Erik Zwick: That’s helpful. And then just looking at Slide 12 and the improvement in the net investment spread certainly took a nice leg up in the middle to second part of ’22 and it seems to have flattened out here a little bit in Q1. If the Fed transitions from its hiking cycle to a holding it at higher for longer strategy, which, I guess as you referenced or maybe that Robert referenced before, the future curve is actually pointing towards down, but if the Fed were to hold higher for longer, what are your expectations for your ability to hold or potentially even improve the net investment spread at this point?
Stuart Aronson: If rates stay where they are, as we rotate into new deals that have higher spreads from deals that were sourced in 2019 or 2021 that had lower spreads, we will get a gentle upward movement in our earnings capability. But again, I think everyone knows, a lot of the increase in the income has come from the higher base rates, as I shared in the prepared remarks. And our expectation is that most of that benefit is showing up in the numbers that you saw this quarter might get a little bit better just because people choose SOFR periods that often run 3 months. So we convert quarter-to-quarter into new SOFR periods. So there should be some upward momentum next quarter. But I think you’ve seen most of it already roll into the numbers. Joyson, if you disagree with that, please share your thinking.
Joyson Thomas: No, I think that’s exactly what we’re seeing.
Erik Zwick: That makes sense. And last one for me. I think you have some 2023 notes coming due. I’m just curious about your thoughts on that and the source of funds to redeem those and potentially replace that capital or if you would just use the revolver. Curious, any thoughts there?

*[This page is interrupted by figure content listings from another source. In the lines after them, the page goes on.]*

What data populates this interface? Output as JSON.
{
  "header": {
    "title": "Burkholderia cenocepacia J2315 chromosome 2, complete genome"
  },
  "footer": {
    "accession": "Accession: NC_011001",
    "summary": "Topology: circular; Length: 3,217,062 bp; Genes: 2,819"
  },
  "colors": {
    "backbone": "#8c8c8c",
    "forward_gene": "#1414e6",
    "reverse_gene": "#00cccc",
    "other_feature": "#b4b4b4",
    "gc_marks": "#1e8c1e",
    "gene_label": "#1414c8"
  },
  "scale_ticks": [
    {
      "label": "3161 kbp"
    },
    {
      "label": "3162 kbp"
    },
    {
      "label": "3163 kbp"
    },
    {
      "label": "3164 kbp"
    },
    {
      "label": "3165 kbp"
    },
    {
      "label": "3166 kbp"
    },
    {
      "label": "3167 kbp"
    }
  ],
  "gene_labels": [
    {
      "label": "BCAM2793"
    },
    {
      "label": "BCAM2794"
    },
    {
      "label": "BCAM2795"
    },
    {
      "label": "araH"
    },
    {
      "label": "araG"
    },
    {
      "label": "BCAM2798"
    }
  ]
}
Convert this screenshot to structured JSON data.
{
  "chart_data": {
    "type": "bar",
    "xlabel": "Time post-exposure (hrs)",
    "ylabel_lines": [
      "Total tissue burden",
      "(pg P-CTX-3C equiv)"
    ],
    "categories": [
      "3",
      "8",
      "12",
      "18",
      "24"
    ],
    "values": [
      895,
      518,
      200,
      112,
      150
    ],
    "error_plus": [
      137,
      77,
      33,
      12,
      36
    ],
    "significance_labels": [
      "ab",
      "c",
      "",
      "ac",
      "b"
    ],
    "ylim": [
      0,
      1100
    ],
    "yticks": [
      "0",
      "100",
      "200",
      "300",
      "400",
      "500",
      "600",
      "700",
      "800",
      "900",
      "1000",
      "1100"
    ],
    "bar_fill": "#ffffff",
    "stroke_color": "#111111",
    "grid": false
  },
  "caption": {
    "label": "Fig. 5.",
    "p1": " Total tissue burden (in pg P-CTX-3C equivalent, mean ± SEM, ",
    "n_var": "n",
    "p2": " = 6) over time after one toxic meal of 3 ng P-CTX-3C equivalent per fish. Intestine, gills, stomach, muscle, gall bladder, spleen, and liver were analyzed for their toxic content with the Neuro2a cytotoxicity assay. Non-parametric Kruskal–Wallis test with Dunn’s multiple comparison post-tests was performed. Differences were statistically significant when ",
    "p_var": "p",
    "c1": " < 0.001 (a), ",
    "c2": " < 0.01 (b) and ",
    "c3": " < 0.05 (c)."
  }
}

Stuart Aronson: We’ve spoken to firms in the marketplace. Treasury rates themselves are not that unattractive right now, at least in our opinion if go out the curve. But spreads are very high right now. And frankly, we can do a lot better by drawing down on our JPMorgan facility than we can by issuing unsecured. So we will keep an eye on the unsecured market. And as that market moderates back to more normalized spreads, we will consider issuing a new round of unsecured, but at the moment, given market conditions, we’re more inclined to fund that $30 million under our JPMorgan line.
Erik Zwick: Great.
Stuart Aronson: Thank you, Erik.
Operator: We’ll take our next question from Bryce Rowe with B. Riley.
Bryce Rowe: Stuart, I wanted to ask about the kind of the internal performance ratings, not too terribly surprised to see some shift with some of the dynamics you discussed in your prepared remarks. But I just wanted to get a sense from you. What’s driving some of the movements into the 3 rated credits. And then you also saw some movement into the 1 rating there, which may or may not be surprising given the macro backdrop?